In 2021, BloodCounts! developed machine learning models based on anomaly detection, which can identify the Cambridge SARS-CoV-2 outbreak in a pathogen-agnostic manner using rich full blood count data. One of the main objectives of the BloodCounts! consortium is to replicate the detection of the SARS-CoV-2 outbreak for larger populations and different cohorts. To achieve this, we aim to apply and refine the previously developed methods on the large BloodCounts! database.

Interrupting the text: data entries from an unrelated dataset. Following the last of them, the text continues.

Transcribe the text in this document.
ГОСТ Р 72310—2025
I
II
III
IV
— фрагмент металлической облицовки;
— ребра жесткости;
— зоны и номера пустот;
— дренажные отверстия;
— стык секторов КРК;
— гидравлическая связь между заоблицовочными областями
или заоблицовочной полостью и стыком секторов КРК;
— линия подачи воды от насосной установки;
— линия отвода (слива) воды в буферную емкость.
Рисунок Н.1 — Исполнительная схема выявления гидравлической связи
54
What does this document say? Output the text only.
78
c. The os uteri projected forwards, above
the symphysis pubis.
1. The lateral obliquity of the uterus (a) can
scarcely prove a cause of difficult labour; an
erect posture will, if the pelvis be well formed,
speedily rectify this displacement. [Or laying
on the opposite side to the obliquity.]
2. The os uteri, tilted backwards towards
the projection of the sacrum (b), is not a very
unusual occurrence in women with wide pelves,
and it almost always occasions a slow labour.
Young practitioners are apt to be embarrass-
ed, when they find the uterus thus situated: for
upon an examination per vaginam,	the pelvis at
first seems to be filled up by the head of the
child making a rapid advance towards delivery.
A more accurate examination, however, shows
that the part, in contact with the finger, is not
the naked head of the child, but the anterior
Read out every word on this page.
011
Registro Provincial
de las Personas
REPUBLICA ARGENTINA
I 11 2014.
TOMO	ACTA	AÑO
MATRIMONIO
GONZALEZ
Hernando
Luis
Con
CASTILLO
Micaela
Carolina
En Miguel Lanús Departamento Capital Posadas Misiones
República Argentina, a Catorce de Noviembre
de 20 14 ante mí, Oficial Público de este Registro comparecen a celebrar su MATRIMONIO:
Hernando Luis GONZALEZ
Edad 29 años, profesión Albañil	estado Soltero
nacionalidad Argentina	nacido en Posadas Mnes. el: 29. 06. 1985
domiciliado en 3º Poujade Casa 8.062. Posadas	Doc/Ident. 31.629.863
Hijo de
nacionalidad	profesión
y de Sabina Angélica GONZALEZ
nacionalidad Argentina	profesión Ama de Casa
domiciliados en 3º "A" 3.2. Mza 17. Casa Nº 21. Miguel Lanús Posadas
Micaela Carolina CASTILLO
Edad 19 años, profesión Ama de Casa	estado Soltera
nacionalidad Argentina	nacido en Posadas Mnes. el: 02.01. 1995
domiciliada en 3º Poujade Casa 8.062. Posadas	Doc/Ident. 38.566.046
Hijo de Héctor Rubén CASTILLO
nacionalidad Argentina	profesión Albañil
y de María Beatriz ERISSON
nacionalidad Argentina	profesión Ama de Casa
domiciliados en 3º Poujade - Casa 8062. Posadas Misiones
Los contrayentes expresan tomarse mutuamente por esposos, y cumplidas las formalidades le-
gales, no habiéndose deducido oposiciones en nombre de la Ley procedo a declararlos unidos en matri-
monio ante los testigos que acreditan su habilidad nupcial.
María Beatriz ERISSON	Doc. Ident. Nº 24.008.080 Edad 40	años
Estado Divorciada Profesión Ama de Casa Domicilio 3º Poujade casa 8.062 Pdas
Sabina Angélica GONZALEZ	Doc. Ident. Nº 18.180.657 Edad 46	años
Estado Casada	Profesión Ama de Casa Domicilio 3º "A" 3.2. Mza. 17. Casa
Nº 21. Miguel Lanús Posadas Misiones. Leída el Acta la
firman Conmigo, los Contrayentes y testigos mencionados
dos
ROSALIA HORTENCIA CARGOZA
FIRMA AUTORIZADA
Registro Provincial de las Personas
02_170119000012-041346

The algorithm relies on detecting a spike in the reconstruction error between the input full blood count and the reconstructed one. The threshold for this error remains to be determined through experimentation. By analysing abnormal error signals in relation to clusters of similarly affected patients, the algorithm can more confidently confirm the start of a pandemic and suppress any false error signals.
Moreover, supervised AI models like XGBoost can be optimized on compressed rich full blood count data to classify whether individuals are infected with SARS-CoV-2. This approach is applicable to routine full blood count tests performed on in-patients, out-patients, and other individuals seeking access to NHS care, including specific at-risk groups.
To gain further insights into the SARS-CoV-2 disease, we can employ state-of-the-art explainability techniques, such as Shapley values, on our classification algorithms. These techniques help us learn about the clinical changes in the blood of patients infected with SARS-CoV-2 that informed the model and determine how these changes are linked to clinical outcomes.